At the simplest level, we now have encryption at play ... and no certificates our other "bits and pieces" were used.
Any problems with this story? Not superficially ... it can and does work. However, there are "issues" associated with this story IF we need deeper (better?) security. The first issue is the question of "are we actually talking to who we think we are talking to?" ... if I connect to IP address 1.2.3.4 and start exchanging SSL encrypted data ... am I "really" talking to 1.2.3.4? That's where certificates can come into play. Those certificates can validate that entity I am talking to is actually who it claims to be.
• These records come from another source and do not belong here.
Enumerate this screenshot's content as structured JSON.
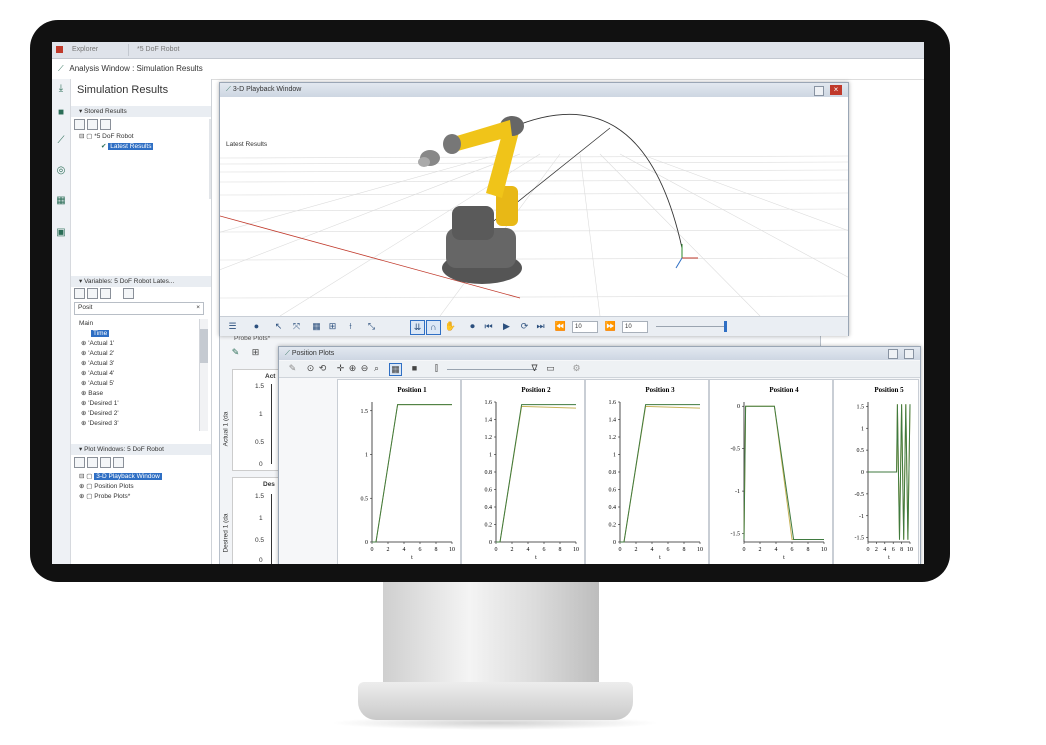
{
  "titlebar": {
    "tabs": [
      "Explorer",
      "*5 DoF Robot"
    ]
  },
  "analysis_title": "Analysis Window : Simulation Results",
  "panel": {
    "title": "Simulation Results",
    "stored_results": {
      "header": "Stored Results",
      "robot": "*5 DoF Robot",
      "selected": "Latest Results"
    },
    "variables": {
      "header": "Variables: 5 DoF Robot Lates...",
      "search_value": "Posit",
      "search_clear": "×",
      "tree_root": "Main",
      "selected": "Time",
      "items": [
        "'Actual 1'",
        "'Actual 2'",
        "'Actual 3'",
        "'Actual 4'",
        "'Actual 5'",
        "Base",
        "'Desired 1'",
        "'Desired 2'",
        "'Desired 3'"
      ]
    },
    "plot_windows": {
      "header": "Plot Windows: 5 DoF Robot",
      "items": [
        "3-D Playback Window",
        "Position Plots",
        "Probe Plots*"
      ]
    }
  },
  "playback": {
    "title": "3-D Playback Window",
    "scene_label": "Latest Results",
    "frame_value": "10",
    "end_value": "10",
    "close": "×"
  },
  "probe": {
    "title": "Probe Plots*",
    "plot_title_1": "Act",
    "plot_title_2": "Des",
    "ylabel_1": "Actual 1 (da",
    "ylabel_2": "Desired 1 (da",
    "ticks_1": [
      "1.5",
      "1",
      "0.5",
      "0"
    ],
    "ticks_2": [
      "1.5",
      "1",
      "0.5",
      "0"
    ]
  },
  "posplots": {
    "title": "Position Plots"
  },
  "colors": {
    "accent": "#2f6fc4",
    "robot_yellow": "#f0c419",
    "curve_green": "#3f7a3f",
    "curve_tan": "#c8b45a"
  },
  "chart_data": [
    {
      "type": "line",
      "title": "Position 1",
      "xlabel": "t",
      "ylabel": "",
      "xlim": [
        0,
        10
      ],
      "ylim": [
        0,
        1.6
      ],
      "x_ticks": [
        0,
        2,
        4,
        6,
        8,
        10
      ],
      "y_ticks": [
        0,
        0.5,
        1,
        1.5
      ],
      "series": [
        {
          "x": [
            0,
            0.5,
            3.2,
            10
          ],
          "y": [
            0,
            0,
            1.57,
            1.57
          ]
        },
        {
          "x": [
            0,
            0.5,
            3.2,
            10
          ],
          "y": [
            0,
            0,
            1.57,
            1.57
          ]
        }
      ]
    },
    {
      "type": "line",
      "title": "Position 2",
      "xlabel": "t",
      "ylabel": "",
      "xlim": [
        0,
        10
      ],
      "ylim": [
        0,
        1.6
      ],
      "x_ticks": [
        0,
        2,
        4,
        6,
        8,
        10
      ],
      "y_ticks": [
        0,
        0.2,
        0.4,
        0.6,
        0.8,
        1,
        1.2,
        1.4,
        1.6
      ],
      "series": [
        {
          "x": [
            0,
            0.5,
            3.2,
            10
          ],
          "y": [
            0,
            0,
            1.55,
            1.53
          ]
        },
        {
          "x": [
            0,
            0.5,
            3.2,
            10
          ],
          "y": [
            0,
            0,
            1.57,
            1.57
          ]
        }
      ]
    },
    {
      "type": "line",
      "title": "Position 3",
      "xlabel": "t",
      "ylabel": "",
      "xlim": [
        0,
        10
      ],
      "ylim": [
        0,
        1.6
      ],
      "x_ticks": [
        0,
        2,
        4,
        6,
        8,
        10
      ],
      "y_ticks": [
        0,
        0.2,
        0.4,
        0.6,
        0.8,
        1,
        1.2,
        1.4,
        1.6
      ],
      "series": [
        {
          "x": [
            0,
            0.5,
            3.2,
            10
          ],
          "y": [
            0,
            0,
            1.55,
            1.53
          ]
        },
        {
          "x": [
            0,
            0.5,
            3.2,
            10
          ],
          "y": [
            0,
            0,
            1.57,
            1.57
          ]
        }
      ]
    },
    {
      "type": "line",
      "title": "Position 4",
      "xlabel": "t",
      "ylabel": "",
      "xlim": [
        0,
        10
      ],
      "ylim": [
        -1.6,
        0.05
      ],
      "x_ticks": [
        0,
        2,
        4,
        6,
        8,
        10
      ],
      "y_ticks": [
        0,
        -0.5,
        -1,
        -1.5
      ],
      "series": [
        {
          "x": [
            0,
            0.2,
            3,
            3.8,
            6,
            10
          ],
          "y": [
            -1.57,
            0,
            0,
            0,
            -1.57,
            -1.57
          ]
        },
        {
          "x": [
            0,
            0.2,
            3,
            3.8,
            6.2,
            10
          ],
          "y": [
            -1.57,
            0,
            0,
            0,
            -1.57,
            -1.57
          ]
        }
      ]
    },
    {
      "type": "line",
      "title": "Position 5",
      "xlabel": "t",
      "ylabel": "",
      "xlim": [
        0,
        10
      ],
      "ylim": [
        -1.6,
        1.6
      ],
      "x_ticks": [
        0,
        2,
        4,
        6,
        8,
        10
      ],
      "y_ticks": [
        -1.5,
        -1,
        -0.5,
        0,
        0.5,
        1,
        1.5
      ],
      "series": [
        {
          "x": [
            0,
            6.8,
            7.0,
            7.5,
            8.0,
            8.5,
            9.0,
            9.5,
            10
          ],
          "y": [
            0,
            0,
            1.55,
            -1.55,
            1.55,
            -1.55,
            1.55,
            -1.55,
            1.55
          ]
        },
        {
          "x": [
            0,
            6.8,
            7.0,
            7.5,
            8.0,
            8.5,
            9.0,
            9.5,
            10
          ],
          "y": [
            0,
            0,
            1.55,
            -1.55,
            1.55,
            -1.55,
            1.55,
            -1.55,
            1.55
          ]
        }
      ]
    }
  ]
}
There is also the concept of mutually exchanged certificates ... where the ESP32 could send a certificate that validates it is who it claims to be such that the receiver can know that the ESP32 is who it claims to be.
And this is where you have to ask yourself ... how far do I need to go?
For example ... when I use a browser on my desktop and connect to my bank over SSL, I want my browser to know that the bank is who it claims to be (a reason in a second). Once I connect my browser to the bank, I then enter my account number and password ... it is at THAT point that the bank knows who I am and trust that I am who I claim to be (by virtue of the userid/password pair ... that should only be known by me). Because the bank sent me a certificate AND I validated that the certificate was correct .. THEN I trust that I now have a secure connection to the bank ... and not someone impersonating that bank. If there was an impersonator, they would be able to get my userid/password. However, when the bank sent me their certificate at the start of the session ... it was MY responsibility (i.e. my browser or ESP32) to validate that the certificate was correct for whom I was trying to contact. If not correct, then it is up to ME to terminate the conversation ... not the bank ... it is happy to carry on ... because it doesn't need to trust my "physical browser" or "physical ESP32" ... as it doesn't use that for authentication ... but rather uses the supplied userid/password pair.